Harry is Mr. Super Wizard and can hold his own against the Dark Lord of Super Evil, but he can't evade the dumbest enemies, doesn't seem to be able to fight back in most instances, and doesn't kill some bad mothers when he has the opportunity to do it.  He is a total p**** f*** sh****^. 

In fact, all the good guys in this movie are inept suckers.  They expect things will just work themselves out if they stay true and good and pay their taxes.  Their leaders will figure things out because their leaders are smart and brave and honest, right?  Like here in Ameriduh.

Here is my alternate ending to the Harry SissyPants and Deathly Hallows Part I:

Crazy Bellatrix is chewing on Hermione's arm.  Hermione slips a dagger from her pouch and stabs Bellatrix in the eyeball.  Bellatrix starts screaming.  Then Dobby teleports in, sees the evil Bellatrix , and then teleports into her stomach.  He claws his way out and yells "Here's Dobby!" with just his head extending from her belly.  He has a mad smile on his face.  Bellatrix expires.  Dobby finds the wand of power and the deathstone and takes on Valdemort and everyone else.  Dobby wins by raining down super bad assed-ness and says cute things like "Dobby just stomped your jewels" and "Dobby just appropriated your spine."  Ron and Hermione commence baby making.  Harry helps.  Music fades. Scene cuts to a car crossing train tracks.  Harry is inside.  Train smashes into car.  Valdemort is at the helm.  World goes black.  The end.

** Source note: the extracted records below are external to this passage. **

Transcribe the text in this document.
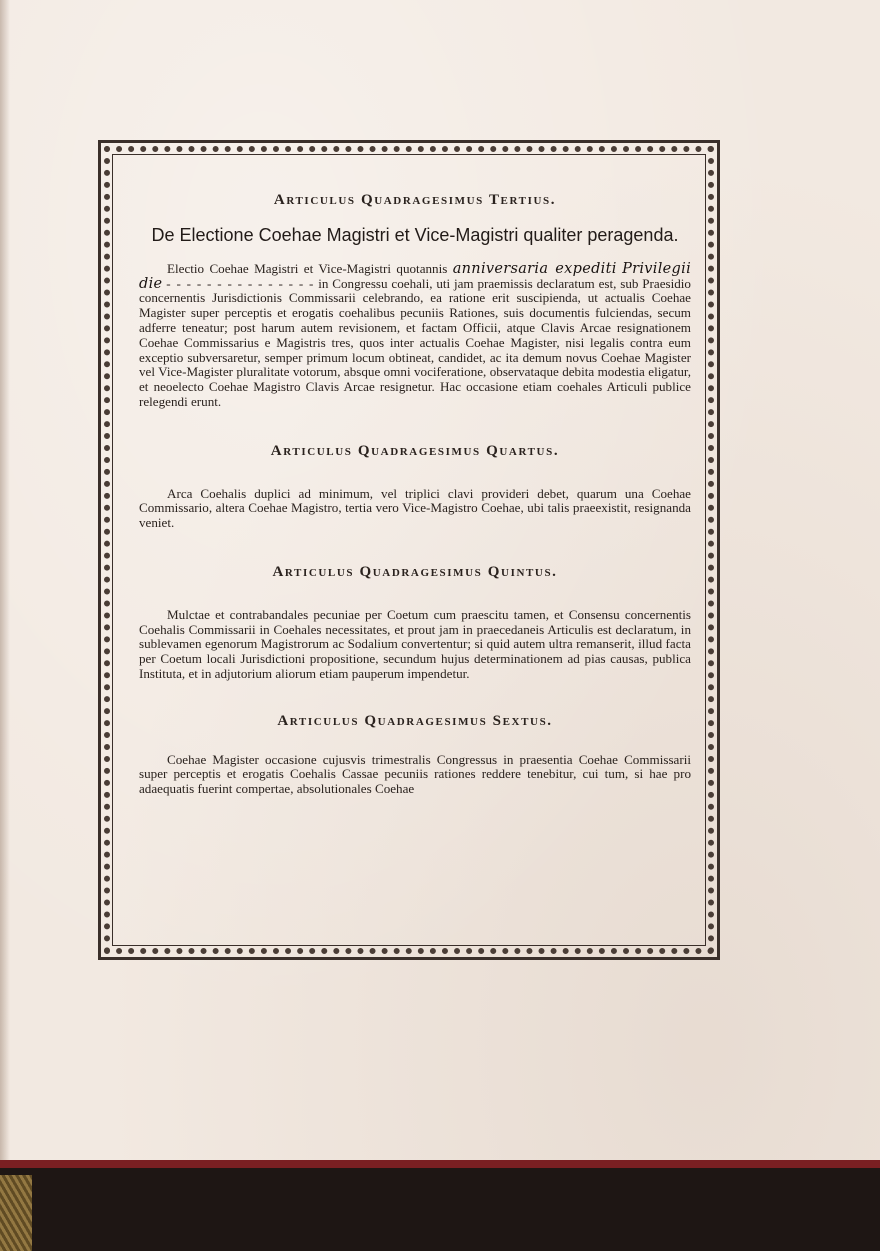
Articulus Quadragesimus Tertius.
De Electione Coehae Magistri et Vice-Magistri qualiter peragenda.

Electio Coehae Magistri et Vice-Magistri quotannis anniversaria expediti Privilegii die - - - - - - - - - - - - - - - in Congressu coehali, uti jam praemissis declaratum est, sub Praesidio concernentis Jurisdictionis Commissarii celebrando, ea ratione erit suscipienda, ut actualis Coehae Magister super perceptis et erogatis coehalibus pecuniis Rationes, suis documentis fulciendas, secum adferre teneatur; post harum autem revisionem, et factam Officii, atque Clavis Arcae resignationem Coehae Commissarius e Magistris tres, quos inter actualis Coehae Magister, nisi legalis contra eum exceptio subversaretur, semper primum locum obtineat, candidet, ac ita demum novus Coehae Magister vel Vice-Magister pluralitate votorum, absque omni vociferatione, observataque debita modestia eligatur, et neoelecto Coehae Magistro Clavis Arcae resignetur. Hac occasione etiam coehales Articuli publice relegendi erunt.

Articulus Quadragesimus Quartus.

Arca Coehalis duplici ad minimum, vel triplici clavi provideri debet, quarum una Coehae Commissario, altera Coehae Magistro, tertia vero Vice-Magistro Coehae, ubi talis praeexistit, resignanda veniet.

Articulus Quadragesimus Quintus.

Mulctae et contrabandales pecuniae per Coetum cum praescitu tamen, et Consensu concernentis Coehalis Commissarii in Coehales necessitates, et prout jam in praecedaneis Articulis est declaratum, in sublevamen egenorum Magistrorum ac Sodalium convertentur; si quid autem ultra remanserit, illud facta per Coetum locali Jurisdictioni propositione, secundum hujus determinationem ad pias causas, publica Instituta, et in adjutorium aliorum etiam pauperum impendetur.

Articulus Quadragesimus Sextus.

Coehae Magister occasione cujusvis trimestralis Congressus in praesentia Coehae Commissarii super perceptis et erogatis Coehalis Cassae pecuniis rationes reddere tenebitur, cui tum, si hae pro adaequatis fuerint compertae, absolutionales Coehae
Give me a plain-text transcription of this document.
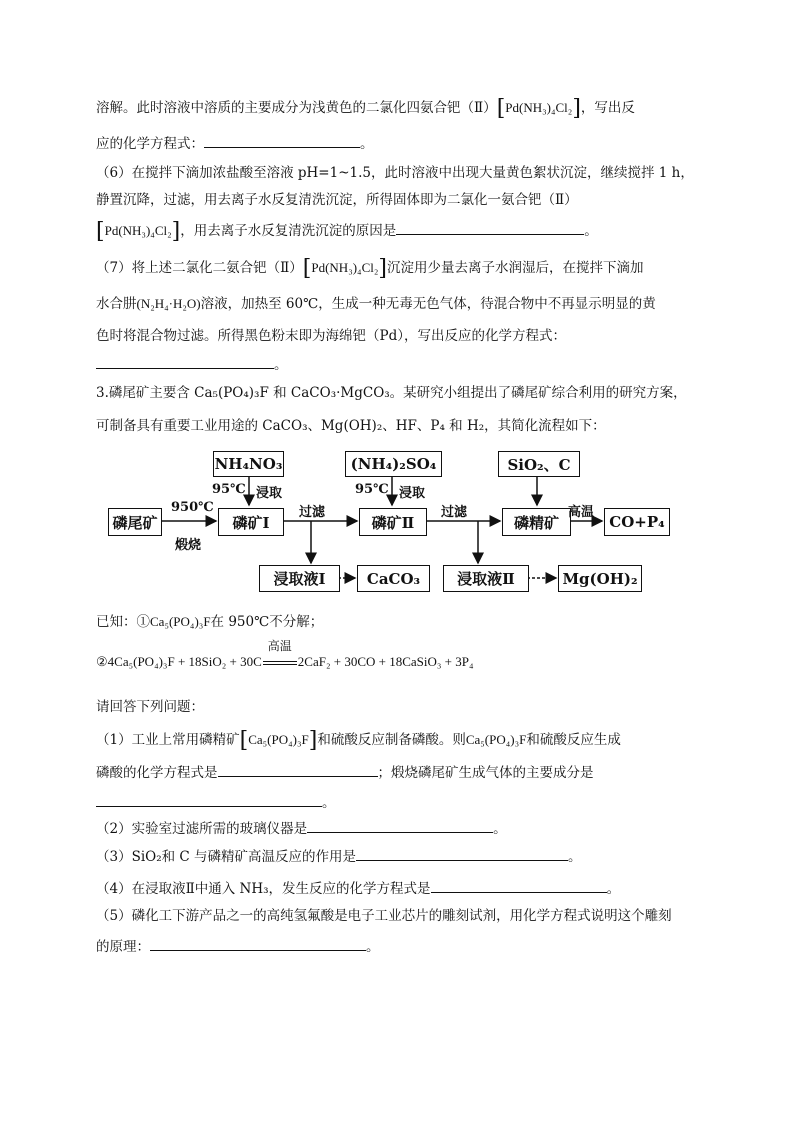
溶解。此时溶液中溶质的主要成分为浅黄色的二氯化四氨合钯（Ⅱ）[Pd(NH₃)₄Cl₂]，写出反
应的化学方程式：	。
（6）在搅拌下滴加浓盐酸至溶液 pH=1~1.5，此时溶液中出现大量黄色絮状沉淀，继续搅拌 1 h，
静置沉降，过滤，用去离子水反复清洗沉淀，所得固体即为二氯化一氨合钯（Ⅱ）
[Pd(NH₃)₄Cl₂]，用去离子水反复清洗沉淀的原因是	。
（7）将上述二氯化二氨合钯（Ⅱ）[Pd(NH₃)₄Cl₂]沉淀用少量去离子水润湿后，在搅拌下滴加
水合肼(N₂H₄·H₂O)溶液，加热至 60℃，生成一种无毒无色气体，待混合物中不再显示明显的黄
色时将混合物过滤。所得黑色粉末即为海绵钯（Pd），写出反应的化学方程式：
。
3.磷尾矿主要含 Ca₅(PO₄)₃F 和 CaCO₃·MgCO₃。某研究小组提出了磷尾矿综合利用的研究方案，
可制备具有重要工业用途的 CaCO₃、Mg(OH)₂、HF、P₄ 和 H₂，其简化流程如下：
NH₄NO₃	(NH₄)₂SO₄	SiO₂、C
磷尾矿	磷矿Ⅰ	磷矿Ⅱ	磷精矿	CO+P₄
浸取液Ⅰ	CaCO₃ 浸取液Ⅱ	Mg(OH)₂
950℃
煅烧
95℃ 浸取	95℃ 浸取
过滤	过滤	高温
已知：①Ca₅(PO₄)₃F在 950℃不分解；
②4Ca₅(PO₄)₃F + 18SiO₂ + 30C
高温
2CaF₂ + 30CO + 18CaSiO₃ + 3P₄
请回答下列问题：
（1）工业上常用磷精矿[Ca₅(PO₄)₃F]和硫酸反应制备磷酸。则Ca₅(PO₄)₃F和硫酸反应生成
磷酸的化学方程式是	；煅烧磷尾矿生成气体的主要成分是
。
（2）实验室过滤所需的玻璃仪器是	。
（3）SiO₂和 C 与磷精矿高温反应的作用是	。
（4）在浸取液Ⅱ中通入 NH₃，发生反应的化学方程式是	。
（5）磷化工下游产品之一的高纯氢氟酸是电子工业芯片的雕刻试剂，用化学方程式说明这个雕刻
的原理：	。
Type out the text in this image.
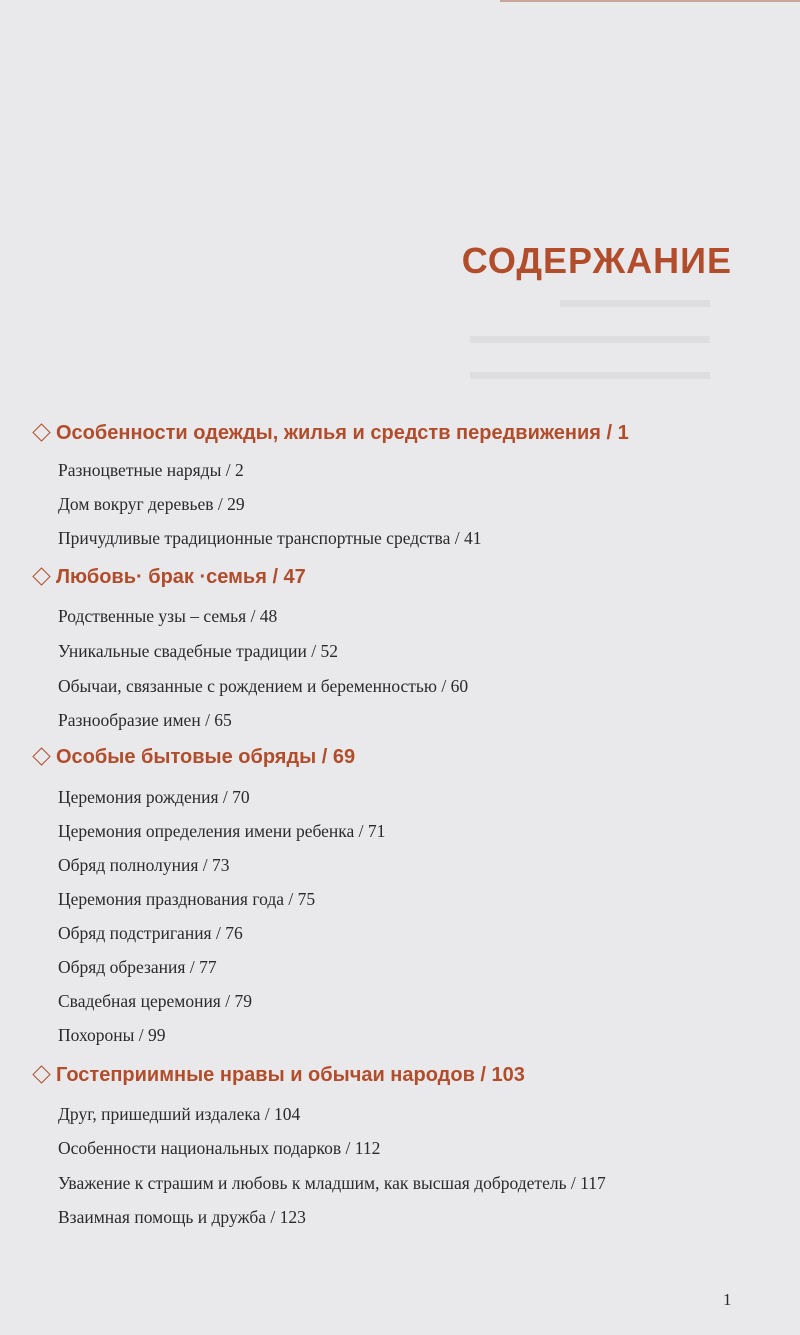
СОДЕРЖАНИЕ
Особенности одежды, жилья и средств передвижения / 1
Разноцветные наряды / 2
Дом вокруг деревьев / 29
Причудливые традиционные транспортные средства / 41
Любовь· брак ·семья / 47
Родственные узы – семья / 48
Уникальные свадебные традиции / 52
Обычаи, связанные с рождением и беременностью / 60
Разнообразие имен / 65
Особые бытовые обряды / 69
Церемония рождения / 70
Церемония определения имени ребенка / 71
Обряд полнолуния / 73
Церемония празднования года / 75
Обряд подстригания / 76
Обряд обрезания / 77
Свадебная церемония / 79
Похороны / 99
Гостеприимные нравы и обычаи народов / 103
Друг, пришедший издалека / 104
Особенности национальных подарков / 112
Уважение к страшим и любовь к младшим, как высшая добродетель / 117
Взаимная помощь и дружба / 123
1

I came home and watching "The Expendables," but that was worse. 

Now you can go read this synopsis to ruin the next movie for you. Or just read the book.   Whatever.


Anonymous said...


ds and ns

Steve said...

that was freaking funny. lol

runningyankee said...

you need your own show. really. this is good stuff.

Alicia Parr said...

I'm almost inclined to start reading Harry Potter books just so I can understand what the heck you're talking about. Almost.